Imagine if you knew the smartest trader. And then had the option to follow all their trades. See their every move. Sure, not predict it, but see it the second they make it. Wouldn’t that be grand? That is exactly what Whale watchers are doing. The difference is that they can only see the blockchain wallet, but in no way can know who it belongs to. But remember the faulty quote: “Probably everyone else is smarter, I am just guessing.” So when a Whale watcher notices some huge Whales making moves to sell everything they have and move to a different market, you can be sure as hell the trader will follow the Whales. And while everyone will be writing articles named: “What happened to the price of this coin?” the trader will already be swimming in the new market with his giant friends who don’t even know he exists.

Why are Whales important?

They cause instability and uncertainty. While not a bad thing as such, Whales can really influence the projects in different ways. One is that they can cause panic when they sell off as we already described. Second thing is that they lower the volume in the market. A huge entity that has just bought a huge lump of currency and decides to just hold it is like an immovable rock in the middle of the market. It has “no use” to traders.
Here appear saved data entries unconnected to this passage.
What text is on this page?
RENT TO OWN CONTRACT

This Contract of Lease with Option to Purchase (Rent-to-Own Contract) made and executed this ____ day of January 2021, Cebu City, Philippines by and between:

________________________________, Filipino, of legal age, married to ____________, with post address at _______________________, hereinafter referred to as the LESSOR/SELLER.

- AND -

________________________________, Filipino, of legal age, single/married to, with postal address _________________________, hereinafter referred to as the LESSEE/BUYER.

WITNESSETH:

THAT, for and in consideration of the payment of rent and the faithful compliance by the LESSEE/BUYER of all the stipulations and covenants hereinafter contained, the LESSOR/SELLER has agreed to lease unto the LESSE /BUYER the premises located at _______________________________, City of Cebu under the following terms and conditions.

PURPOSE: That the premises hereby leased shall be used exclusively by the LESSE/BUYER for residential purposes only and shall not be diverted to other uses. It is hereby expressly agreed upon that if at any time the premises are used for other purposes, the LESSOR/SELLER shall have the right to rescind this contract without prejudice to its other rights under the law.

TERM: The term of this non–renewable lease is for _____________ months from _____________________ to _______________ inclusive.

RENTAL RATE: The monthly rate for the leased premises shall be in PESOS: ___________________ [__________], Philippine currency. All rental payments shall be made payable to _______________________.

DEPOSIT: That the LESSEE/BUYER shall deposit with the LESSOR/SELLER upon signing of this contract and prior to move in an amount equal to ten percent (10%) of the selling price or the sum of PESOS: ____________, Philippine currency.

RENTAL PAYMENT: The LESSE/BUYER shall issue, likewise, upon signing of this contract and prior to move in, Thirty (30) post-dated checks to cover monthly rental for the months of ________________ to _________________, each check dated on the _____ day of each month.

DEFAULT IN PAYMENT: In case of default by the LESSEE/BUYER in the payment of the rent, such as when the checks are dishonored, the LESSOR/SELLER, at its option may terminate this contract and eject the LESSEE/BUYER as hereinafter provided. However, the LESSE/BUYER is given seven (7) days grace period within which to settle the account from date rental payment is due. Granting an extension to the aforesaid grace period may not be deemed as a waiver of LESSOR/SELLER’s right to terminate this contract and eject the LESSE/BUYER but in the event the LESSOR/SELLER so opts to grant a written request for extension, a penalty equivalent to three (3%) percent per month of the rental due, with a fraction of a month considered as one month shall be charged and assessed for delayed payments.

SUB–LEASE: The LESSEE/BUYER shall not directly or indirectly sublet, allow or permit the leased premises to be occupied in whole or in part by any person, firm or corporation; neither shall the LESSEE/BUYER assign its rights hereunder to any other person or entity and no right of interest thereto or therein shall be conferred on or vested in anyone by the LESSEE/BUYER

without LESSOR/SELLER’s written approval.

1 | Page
Another important thing is that there are some projects where decisions are made by voting. The power is given to the project’s members, meaning that they will always vote in such a way that will ensure the project's stability and longevity. At least in theory. If a Whale has suddenly decided to exit a project like this, they can cause even bigger damage than just the price drop. A Whale can vote for a decision that will make short-term gains and long-term losses for the project, pump up the price that way and then exit, leaving everyone else with a ruined project.

Still, the most important part of Whales is the dreaded “Rug pull”. It means that you set up everything on the rug and then just yank it away, letting everything drop. Lately in the markets there are many coins that promise huge, amazing returns. You just hold these 20 coins you bought for 2 dollars each and in a few months you’ll be a millionaire, no worries. Just one strange thing about the project - 50% of its coins are all in a single Whale’s wallet.
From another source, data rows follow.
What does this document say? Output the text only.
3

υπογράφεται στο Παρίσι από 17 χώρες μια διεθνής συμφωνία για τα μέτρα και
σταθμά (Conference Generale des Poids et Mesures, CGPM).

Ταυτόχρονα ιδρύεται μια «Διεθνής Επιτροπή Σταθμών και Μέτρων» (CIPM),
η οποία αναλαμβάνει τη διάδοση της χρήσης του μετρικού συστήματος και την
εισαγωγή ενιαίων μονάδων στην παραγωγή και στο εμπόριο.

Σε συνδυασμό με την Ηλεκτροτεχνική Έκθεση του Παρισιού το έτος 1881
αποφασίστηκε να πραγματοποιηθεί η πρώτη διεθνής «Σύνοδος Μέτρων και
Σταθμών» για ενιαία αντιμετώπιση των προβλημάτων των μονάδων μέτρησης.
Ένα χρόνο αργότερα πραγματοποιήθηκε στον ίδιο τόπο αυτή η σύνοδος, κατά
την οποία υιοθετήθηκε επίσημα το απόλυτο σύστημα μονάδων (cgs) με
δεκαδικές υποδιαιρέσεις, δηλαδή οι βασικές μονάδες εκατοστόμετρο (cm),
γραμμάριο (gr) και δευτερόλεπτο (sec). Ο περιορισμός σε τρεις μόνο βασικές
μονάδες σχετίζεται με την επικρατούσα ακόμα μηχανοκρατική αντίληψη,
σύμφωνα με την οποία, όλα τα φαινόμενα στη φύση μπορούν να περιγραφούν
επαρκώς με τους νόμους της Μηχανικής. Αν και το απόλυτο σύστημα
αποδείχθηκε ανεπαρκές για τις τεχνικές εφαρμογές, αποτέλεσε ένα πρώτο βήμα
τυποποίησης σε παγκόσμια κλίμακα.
Sure, it could be an exchange or a contract wallet of a stablecoin. It can be many things. As well as the account of the project’s owner, the CEO. Whale watchers will be the first ones to notice that a big wallet in a strange project has started selling everything off, trying to gain profit for themselves while still running an ad campaign, inviting everyone to buy. And when the price is the highest, the rug gets pulled. Whales. A strange creature of the cryptoverse.

Conclusion

Of course, Whale spotting is not that easy. There are many aspects in this and many Whales decide to divide their finances among many other wallets, thus ensuring that they do not stand out. It takes a smart man to follow all those leads and figure out who owns them. Still, one thing is clear - sometimes a huge price drop is just a splash in an evermoving ocean.